Justificativa da alternativa correta (A – Apenas I):
A alternativa I afirma que as aspas servem para pôr em evidência palavras e expressões. Esse uso é previsto pela norma, destacando termos, expressões pouco comuns, neologismos, gírias, ironias ou estrangeirismos (veja Bechara, 2009; Cunha & Cintra, 2013). Exemplo: O termo “coach” tornou-se popular nas academias.
Segundo a norma-padrão, as aspas são empregadas em situações de destaque, seja para enfatizar ou para isolar determinados trechos.
Por que as alternativas II e III estão incorretas:
II. Ele é vedado quando há palavras estrangeiras.
Incorreta. A gramática normativa e os manuais de redação (como o Manual de Redação da Presidência da República) orientam o uso de aspas para destacar palavras estrangeiras não incorporadas, justamente para sinalizar ao leitor que se trata de outro idioma. Portanto, não é vedado, mas sim recomendado.
III. Ele é proibido antes e depois de termos da gíria.

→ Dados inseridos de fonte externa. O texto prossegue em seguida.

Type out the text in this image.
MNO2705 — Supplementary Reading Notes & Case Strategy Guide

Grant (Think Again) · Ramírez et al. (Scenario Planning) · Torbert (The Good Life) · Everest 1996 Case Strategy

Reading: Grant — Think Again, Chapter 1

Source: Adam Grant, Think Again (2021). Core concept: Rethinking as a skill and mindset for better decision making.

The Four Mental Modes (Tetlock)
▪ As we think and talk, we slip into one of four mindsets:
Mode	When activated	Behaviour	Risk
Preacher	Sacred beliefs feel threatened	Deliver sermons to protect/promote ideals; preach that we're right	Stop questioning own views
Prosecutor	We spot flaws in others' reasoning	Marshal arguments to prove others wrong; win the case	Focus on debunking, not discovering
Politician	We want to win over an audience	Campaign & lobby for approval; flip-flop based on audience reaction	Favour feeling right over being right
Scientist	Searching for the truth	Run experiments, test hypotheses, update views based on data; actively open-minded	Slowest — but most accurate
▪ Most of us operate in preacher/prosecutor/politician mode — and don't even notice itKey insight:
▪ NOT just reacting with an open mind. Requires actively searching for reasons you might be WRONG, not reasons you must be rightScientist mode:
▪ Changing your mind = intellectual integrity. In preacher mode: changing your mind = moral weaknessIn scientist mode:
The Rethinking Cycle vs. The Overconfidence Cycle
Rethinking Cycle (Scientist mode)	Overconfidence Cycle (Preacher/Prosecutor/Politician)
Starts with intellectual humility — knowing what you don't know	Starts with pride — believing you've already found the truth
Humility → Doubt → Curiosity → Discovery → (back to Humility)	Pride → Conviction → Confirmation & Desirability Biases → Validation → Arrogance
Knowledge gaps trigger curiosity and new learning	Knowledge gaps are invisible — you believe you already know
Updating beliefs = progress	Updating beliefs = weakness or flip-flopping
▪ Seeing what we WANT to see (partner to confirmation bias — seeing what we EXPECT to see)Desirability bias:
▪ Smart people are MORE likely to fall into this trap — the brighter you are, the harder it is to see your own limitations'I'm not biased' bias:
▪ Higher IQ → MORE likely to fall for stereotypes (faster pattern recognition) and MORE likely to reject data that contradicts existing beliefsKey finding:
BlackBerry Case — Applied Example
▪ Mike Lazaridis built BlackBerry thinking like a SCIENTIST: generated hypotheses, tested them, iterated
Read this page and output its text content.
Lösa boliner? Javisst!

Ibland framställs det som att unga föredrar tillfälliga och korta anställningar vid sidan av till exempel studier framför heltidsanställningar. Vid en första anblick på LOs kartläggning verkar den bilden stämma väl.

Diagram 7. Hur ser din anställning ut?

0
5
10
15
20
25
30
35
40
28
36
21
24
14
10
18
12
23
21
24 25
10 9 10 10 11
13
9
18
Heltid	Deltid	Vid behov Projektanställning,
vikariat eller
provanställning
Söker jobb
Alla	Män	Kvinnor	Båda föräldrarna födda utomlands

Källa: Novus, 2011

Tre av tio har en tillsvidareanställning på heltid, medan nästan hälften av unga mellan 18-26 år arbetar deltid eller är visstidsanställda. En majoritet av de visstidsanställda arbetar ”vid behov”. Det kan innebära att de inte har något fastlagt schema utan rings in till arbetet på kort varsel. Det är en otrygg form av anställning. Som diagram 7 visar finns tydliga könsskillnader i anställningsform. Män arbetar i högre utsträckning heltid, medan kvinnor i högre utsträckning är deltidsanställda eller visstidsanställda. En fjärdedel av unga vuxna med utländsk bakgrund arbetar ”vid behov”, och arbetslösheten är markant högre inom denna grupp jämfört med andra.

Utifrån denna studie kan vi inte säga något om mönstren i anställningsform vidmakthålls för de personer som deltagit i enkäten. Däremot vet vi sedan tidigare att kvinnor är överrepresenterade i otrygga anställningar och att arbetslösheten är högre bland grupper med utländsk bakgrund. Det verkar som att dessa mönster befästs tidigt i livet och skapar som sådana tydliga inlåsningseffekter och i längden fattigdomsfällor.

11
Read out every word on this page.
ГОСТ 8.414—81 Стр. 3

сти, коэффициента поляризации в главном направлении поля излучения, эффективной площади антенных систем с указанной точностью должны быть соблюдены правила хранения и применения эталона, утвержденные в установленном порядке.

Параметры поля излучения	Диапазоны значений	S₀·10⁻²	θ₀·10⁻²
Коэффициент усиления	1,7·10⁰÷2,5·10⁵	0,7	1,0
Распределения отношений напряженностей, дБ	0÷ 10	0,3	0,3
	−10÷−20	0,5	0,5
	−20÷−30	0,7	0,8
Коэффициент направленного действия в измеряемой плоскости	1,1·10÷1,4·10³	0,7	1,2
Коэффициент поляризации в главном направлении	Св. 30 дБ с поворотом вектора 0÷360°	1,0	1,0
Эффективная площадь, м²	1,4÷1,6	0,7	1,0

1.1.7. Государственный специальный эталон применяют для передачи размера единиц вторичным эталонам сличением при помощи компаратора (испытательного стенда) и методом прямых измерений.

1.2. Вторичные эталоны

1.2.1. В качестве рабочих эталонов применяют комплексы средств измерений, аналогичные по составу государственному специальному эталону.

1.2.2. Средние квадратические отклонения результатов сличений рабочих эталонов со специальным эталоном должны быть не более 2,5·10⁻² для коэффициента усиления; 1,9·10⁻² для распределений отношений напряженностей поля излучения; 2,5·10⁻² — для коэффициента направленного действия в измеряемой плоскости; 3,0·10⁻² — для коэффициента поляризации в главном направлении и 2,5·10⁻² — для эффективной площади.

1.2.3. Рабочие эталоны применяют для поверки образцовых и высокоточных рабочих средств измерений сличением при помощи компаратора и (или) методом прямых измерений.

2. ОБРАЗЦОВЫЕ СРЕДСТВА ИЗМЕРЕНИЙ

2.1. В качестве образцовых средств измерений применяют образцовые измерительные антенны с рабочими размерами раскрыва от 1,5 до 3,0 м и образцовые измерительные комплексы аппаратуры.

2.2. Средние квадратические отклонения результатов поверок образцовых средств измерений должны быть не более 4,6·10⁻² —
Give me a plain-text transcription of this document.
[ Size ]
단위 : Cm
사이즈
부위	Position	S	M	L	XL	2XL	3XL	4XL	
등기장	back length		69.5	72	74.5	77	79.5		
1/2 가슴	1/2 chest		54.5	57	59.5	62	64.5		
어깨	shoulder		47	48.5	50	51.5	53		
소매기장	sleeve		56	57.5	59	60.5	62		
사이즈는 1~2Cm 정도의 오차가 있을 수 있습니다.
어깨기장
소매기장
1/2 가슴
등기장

Incorreta. As aspas são aceitáveis para realçar gírias, mostrando desvios do padrão ou para enfatizar determinado sentido (Celso Cunha & Lindley Cintra). Exemplo: Ele agiu como um verdadeiro “fera” na competição.
Dicas práticas de prova:
Preste atenção nas negações (“vedado”, “proibido”) e nos termos absolutos nas alternativas, pois costumam indicar pegadinhas. Em Português, raramente regras de uso de sinais de pontuação (como aspas) são de proibição absoluta.
Resumo da regra: Aspas servem para citar, destacar, dar ênfase, marcar ironia, estrangeirismo ou gíria, nunca são proibidas nesses casos.
Gabarito: Alternativa A – Apenas I.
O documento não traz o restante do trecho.